National Security Letter
National Security Letters (NSLs) are an extraordinary search procedure that gives the FBI the power to compel the disclosure of customer records held by banks, telephone companies, Internet Service Providers, and others.
A National Security Letter is roughly comparable to an administrative subpoena. An NSL needs no prior judicial approval. Intelligence agencies issue them for intelligence gathering purposes to telephone companies, Internet service providers, consumer credit reporting agencies, banks, and other financial institutions, directing the recipients to turn over certain customer records and similar information. These entities are prohibited, or "gagged," from telling anyone about their receipt of the NSL, which makes oversight difficult. The Number of NSLs issued has grown dramatically since the Patriot Act expanded the FBI's authority to issue them.

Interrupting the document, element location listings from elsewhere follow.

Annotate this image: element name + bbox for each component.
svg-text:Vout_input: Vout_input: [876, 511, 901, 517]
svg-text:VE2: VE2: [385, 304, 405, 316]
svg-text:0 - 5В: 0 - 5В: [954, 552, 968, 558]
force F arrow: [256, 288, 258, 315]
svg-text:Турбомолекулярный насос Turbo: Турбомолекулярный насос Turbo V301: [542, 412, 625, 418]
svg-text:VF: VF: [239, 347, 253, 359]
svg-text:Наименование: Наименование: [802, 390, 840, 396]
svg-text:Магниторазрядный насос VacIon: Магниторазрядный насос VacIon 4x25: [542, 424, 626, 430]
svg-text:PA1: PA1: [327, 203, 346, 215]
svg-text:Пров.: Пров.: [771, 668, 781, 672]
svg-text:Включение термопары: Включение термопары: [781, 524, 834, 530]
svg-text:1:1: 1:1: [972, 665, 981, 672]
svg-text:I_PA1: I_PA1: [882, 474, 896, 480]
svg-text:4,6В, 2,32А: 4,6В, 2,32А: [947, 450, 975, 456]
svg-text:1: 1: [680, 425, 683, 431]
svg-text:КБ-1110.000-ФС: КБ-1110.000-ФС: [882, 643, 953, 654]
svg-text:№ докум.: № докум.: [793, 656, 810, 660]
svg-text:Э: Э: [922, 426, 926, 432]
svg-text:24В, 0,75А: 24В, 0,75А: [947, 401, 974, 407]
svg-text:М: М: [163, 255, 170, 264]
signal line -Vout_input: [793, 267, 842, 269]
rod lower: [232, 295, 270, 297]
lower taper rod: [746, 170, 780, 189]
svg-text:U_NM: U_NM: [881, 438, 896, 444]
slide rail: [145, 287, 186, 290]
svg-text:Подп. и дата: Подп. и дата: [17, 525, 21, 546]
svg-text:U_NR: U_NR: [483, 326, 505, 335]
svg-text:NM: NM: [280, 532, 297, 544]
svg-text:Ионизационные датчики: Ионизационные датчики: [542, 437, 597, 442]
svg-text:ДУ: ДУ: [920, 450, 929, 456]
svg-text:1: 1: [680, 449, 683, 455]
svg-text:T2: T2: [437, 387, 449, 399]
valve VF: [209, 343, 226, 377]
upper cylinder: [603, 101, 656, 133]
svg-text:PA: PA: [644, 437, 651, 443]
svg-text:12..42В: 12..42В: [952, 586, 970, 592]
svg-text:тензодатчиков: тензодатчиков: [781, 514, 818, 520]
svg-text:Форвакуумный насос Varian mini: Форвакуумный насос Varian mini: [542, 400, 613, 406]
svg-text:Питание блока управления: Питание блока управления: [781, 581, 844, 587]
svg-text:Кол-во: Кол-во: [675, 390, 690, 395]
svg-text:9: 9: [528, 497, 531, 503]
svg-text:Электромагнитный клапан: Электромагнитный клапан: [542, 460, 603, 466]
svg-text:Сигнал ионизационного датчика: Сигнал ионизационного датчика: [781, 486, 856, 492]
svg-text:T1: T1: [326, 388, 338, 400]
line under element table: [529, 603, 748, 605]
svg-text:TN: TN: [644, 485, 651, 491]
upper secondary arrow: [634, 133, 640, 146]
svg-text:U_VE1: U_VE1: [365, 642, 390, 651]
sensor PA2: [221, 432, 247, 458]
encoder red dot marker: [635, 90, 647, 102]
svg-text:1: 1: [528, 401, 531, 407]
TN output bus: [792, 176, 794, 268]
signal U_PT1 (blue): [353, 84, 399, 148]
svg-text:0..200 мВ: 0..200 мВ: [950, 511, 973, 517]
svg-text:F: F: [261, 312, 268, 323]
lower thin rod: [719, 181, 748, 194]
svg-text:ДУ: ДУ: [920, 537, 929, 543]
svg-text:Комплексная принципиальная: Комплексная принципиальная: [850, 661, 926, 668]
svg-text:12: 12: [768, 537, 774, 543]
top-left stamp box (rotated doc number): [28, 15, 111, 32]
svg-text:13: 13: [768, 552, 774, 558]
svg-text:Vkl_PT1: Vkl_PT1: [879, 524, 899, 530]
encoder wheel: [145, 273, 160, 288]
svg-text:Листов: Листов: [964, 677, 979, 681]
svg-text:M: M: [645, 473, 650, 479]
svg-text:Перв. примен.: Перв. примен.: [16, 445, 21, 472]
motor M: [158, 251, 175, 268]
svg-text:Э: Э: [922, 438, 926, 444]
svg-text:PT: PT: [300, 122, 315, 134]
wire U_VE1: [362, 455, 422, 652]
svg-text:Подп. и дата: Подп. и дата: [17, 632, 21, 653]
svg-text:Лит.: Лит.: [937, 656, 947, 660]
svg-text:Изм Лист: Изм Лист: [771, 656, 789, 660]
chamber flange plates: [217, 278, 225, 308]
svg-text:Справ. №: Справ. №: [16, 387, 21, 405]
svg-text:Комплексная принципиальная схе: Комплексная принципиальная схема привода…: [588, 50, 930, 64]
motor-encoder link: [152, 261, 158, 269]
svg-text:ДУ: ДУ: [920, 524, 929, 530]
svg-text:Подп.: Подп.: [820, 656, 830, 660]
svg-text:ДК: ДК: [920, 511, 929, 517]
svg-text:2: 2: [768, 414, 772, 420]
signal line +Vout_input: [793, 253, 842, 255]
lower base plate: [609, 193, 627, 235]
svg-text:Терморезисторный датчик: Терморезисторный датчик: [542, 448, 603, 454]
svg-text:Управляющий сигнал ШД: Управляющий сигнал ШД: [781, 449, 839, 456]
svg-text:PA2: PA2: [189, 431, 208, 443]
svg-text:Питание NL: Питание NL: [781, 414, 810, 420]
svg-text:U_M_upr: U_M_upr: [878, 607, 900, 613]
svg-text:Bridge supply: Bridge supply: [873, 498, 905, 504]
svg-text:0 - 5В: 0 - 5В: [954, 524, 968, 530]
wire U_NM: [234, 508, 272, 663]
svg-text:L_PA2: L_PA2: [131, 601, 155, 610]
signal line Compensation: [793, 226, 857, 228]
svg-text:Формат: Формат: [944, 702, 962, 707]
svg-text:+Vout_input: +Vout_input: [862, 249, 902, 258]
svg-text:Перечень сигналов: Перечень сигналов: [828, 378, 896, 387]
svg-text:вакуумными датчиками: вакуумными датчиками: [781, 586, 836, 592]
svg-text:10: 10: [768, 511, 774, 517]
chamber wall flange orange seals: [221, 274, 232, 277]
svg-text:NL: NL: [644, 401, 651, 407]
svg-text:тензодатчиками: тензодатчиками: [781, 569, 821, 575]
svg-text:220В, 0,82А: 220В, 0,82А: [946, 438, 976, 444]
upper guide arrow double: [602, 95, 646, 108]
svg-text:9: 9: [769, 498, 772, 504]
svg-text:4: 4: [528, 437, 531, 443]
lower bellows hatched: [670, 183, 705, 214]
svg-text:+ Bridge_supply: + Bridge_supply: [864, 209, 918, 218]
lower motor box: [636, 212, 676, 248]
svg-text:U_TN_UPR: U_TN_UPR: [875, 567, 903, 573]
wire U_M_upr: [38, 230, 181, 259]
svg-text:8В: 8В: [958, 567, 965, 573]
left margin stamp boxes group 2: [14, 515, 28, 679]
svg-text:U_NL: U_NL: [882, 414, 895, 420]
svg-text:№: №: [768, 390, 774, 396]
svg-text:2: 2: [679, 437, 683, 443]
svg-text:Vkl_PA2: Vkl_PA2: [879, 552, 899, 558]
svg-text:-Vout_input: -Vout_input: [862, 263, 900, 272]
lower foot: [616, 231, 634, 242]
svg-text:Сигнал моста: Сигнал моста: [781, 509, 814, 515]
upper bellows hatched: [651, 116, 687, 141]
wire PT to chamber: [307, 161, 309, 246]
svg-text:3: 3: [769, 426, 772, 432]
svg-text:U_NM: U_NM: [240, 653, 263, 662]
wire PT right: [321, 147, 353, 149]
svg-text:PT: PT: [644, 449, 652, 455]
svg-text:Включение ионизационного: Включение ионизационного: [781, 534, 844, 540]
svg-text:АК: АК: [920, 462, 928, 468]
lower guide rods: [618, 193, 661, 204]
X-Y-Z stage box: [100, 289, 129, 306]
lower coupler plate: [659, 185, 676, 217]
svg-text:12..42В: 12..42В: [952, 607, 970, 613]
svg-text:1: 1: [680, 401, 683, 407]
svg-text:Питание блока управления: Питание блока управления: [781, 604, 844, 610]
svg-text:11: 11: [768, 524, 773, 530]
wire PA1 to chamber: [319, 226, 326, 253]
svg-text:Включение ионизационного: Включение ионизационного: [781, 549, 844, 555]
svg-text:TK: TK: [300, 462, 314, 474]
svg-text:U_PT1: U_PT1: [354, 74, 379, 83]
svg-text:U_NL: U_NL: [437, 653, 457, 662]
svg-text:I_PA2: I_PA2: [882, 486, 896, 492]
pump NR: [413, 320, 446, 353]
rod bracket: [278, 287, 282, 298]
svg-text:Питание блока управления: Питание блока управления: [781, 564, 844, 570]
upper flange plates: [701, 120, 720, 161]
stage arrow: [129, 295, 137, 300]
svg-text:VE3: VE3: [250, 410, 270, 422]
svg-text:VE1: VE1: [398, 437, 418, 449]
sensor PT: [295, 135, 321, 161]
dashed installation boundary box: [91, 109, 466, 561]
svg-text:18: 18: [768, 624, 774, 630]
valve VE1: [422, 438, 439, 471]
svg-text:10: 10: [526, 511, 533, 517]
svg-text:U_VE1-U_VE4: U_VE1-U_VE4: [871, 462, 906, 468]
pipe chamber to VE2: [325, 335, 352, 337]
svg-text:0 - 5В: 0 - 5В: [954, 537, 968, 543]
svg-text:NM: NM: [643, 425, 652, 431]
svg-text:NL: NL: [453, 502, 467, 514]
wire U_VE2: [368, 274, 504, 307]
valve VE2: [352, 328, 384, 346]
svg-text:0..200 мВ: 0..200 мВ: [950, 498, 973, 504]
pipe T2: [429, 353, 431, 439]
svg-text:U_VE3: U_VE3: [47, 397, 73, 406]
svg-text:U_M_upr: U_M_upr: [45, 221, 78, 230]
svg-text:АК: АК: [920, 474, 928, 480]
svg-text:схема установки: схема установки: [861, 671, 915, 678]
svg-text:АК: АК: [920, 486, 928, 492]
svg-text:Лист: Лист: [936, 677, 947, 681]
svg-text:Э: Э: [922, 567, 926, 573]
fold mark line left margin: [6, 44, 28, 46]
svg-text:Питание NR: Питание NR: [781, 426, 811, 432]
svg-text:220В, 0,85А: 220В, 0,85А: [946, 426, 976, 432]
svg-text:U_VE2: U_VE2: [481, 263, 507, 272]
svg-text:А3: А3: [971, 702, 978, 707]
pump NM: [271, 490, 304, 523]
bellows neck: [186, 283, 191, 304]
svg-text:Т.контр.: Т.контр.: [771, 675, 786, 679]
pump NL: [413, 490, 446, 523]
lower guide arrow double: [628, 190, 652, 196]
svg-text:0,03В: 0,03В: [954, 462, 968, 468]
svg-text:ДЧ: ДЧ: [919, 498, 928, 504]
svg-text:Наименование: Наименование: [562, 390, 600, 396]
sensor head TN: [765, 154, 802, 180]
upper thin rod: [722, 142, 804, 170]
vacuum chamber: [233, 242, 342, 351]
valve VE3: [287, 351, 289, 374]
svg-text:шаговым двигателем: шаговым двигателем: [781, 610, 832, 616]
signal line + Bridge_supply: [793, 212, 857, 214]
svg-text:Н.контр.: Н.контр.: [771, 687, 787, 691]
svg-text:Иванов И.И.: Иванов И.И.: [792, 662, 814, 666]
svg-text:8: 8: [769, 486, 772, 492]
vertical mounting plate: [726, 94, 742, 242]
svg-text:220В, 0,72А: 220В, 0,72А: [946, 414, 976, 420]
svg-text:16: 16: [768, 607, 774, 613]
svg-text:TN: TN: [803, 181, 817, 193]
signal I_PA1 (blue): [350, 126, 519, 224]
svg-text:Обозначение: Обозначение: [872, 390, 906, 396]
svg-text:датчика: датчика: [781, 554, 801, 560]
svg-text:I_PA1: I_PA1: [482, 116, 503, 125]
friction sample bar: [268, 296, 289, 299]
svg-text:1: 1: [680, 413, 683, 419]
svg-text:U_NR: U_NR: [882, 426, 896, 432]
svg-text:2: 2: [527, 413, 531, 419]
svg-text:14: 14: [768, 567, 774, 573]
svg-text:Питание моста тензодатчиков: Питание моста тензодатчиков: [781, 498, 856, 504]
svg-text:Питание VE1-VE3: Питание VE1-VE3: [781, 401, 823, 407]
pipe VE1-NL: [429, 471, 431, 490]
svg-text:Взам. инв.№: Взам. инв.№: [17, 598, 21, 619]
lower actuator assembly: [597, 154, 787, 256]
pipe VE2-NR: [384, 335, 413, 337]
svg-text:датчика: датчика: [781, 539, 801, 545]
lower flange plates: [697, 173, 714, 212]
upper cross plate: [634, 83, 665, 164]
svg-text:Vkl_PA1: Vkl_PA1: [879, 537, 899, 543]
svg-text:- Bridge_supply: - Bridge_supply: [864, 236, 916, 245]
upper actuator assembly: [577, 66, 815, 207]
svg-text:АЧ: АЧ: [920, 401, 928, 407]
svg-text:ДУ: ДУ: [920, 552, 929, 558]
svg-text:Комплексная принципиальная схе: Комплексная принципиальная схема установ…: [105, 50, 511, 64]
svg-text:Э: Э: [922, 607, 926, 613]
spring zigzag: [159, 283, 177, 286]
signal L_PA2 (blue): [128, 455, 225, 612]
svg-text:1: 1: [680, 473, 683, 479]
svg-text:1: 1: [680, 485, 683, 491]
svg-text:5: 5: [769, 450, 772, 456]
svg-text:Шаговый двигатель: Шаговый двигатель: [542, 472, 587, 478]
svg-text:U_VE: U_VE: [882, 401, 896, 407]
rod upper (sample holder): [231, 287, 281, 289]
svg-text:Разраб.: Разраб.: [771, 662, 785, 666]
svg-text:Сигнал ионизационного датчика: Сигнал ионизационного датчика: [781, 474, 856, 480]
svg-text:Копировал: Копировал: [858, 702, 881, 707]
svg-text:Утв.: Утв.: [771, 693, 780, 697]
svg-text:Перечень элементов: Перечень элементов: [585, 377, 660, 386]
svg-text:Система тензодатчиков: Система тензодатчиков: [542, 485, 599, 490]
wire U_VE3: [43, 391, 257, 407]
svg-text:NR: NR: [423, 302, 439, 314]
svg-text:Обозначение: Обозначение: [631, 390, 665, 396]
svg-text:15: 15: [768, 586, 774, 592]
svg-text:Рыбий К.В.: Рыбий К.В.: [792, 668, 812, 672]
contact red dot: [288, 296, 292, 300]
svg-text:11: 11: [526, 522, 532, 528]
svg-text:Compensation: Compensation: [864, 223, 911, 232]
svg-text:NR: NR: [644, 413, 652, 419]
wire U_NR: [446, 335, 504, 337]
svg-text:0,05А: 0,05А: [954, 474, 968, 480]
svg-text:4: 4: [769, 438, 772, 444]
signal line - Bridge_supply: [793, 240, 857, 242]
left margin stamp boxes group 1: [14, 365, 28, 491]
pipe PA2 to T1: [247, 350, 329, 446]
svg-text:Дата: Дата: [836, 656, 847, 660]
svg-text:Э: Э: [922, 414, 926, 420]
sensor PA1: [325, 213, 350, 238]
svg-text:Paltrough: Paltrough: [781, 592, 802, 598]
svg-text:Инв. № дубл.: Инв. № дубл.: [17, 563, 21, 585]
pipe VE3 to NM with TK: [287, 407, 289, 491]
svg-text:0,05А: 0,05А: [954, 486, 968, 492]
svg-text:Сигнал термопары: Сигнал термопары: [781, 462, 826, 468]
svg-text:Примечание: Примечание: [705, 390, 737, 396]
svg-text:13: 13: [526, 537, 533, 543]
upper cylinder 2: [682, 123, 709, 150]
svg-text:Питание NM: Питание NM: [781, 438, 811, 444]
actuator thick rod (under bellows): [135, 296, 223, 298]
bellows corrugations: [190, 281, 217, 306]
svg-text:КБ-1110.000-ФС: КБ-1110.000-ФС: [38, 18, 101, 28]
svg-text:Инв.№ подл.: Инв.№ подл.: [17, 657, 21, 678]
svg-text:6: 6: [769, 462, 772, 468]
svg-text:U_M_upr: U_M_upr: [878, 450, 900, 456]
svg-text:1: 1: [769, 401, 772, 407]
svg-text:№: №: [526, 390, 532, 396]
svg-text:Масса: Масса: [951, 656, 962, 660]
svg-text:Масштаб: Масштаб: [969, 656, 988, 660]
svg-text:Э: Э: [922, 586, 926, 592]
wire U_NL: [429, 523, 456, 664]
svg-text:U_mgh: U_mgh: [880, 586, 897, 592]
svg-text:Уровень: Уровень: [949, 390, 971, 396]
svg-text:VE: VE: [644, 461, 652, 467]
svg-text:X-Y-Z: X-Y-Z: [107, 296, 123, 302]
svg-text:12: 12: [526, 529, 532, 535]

Prior to the USA PATRIOT Act, the letters had to certify (1) that the information was relevant to a foreign counterintelligence investigation and (2) that specific and articulable facts gave reason to believe the information pertained to a foreign power or its agents.
Section 505 of the PATRIOT Act altered the FBI’s National Security Letter authority in several ways:
It expanded issuing authority to include the heads of FBI field offices (special agents in charge (SACs));
- It eliminated the requirement of specific and articulable facts demonstrating a nexus to a foreign power or its agents;
- It required instead that the information was sought for or relevant to various national security investigations; and
- It directed that no NSL related investigation of a “U.S. person” (American citizen or foreign resident alien) be predicated exclusively on First Amendment protected activities.
NSLs could be used to obtain information pertaining to individuals two, three, or more steps removed from the foreign power or agent of a foreign power that is the focus of the investigation.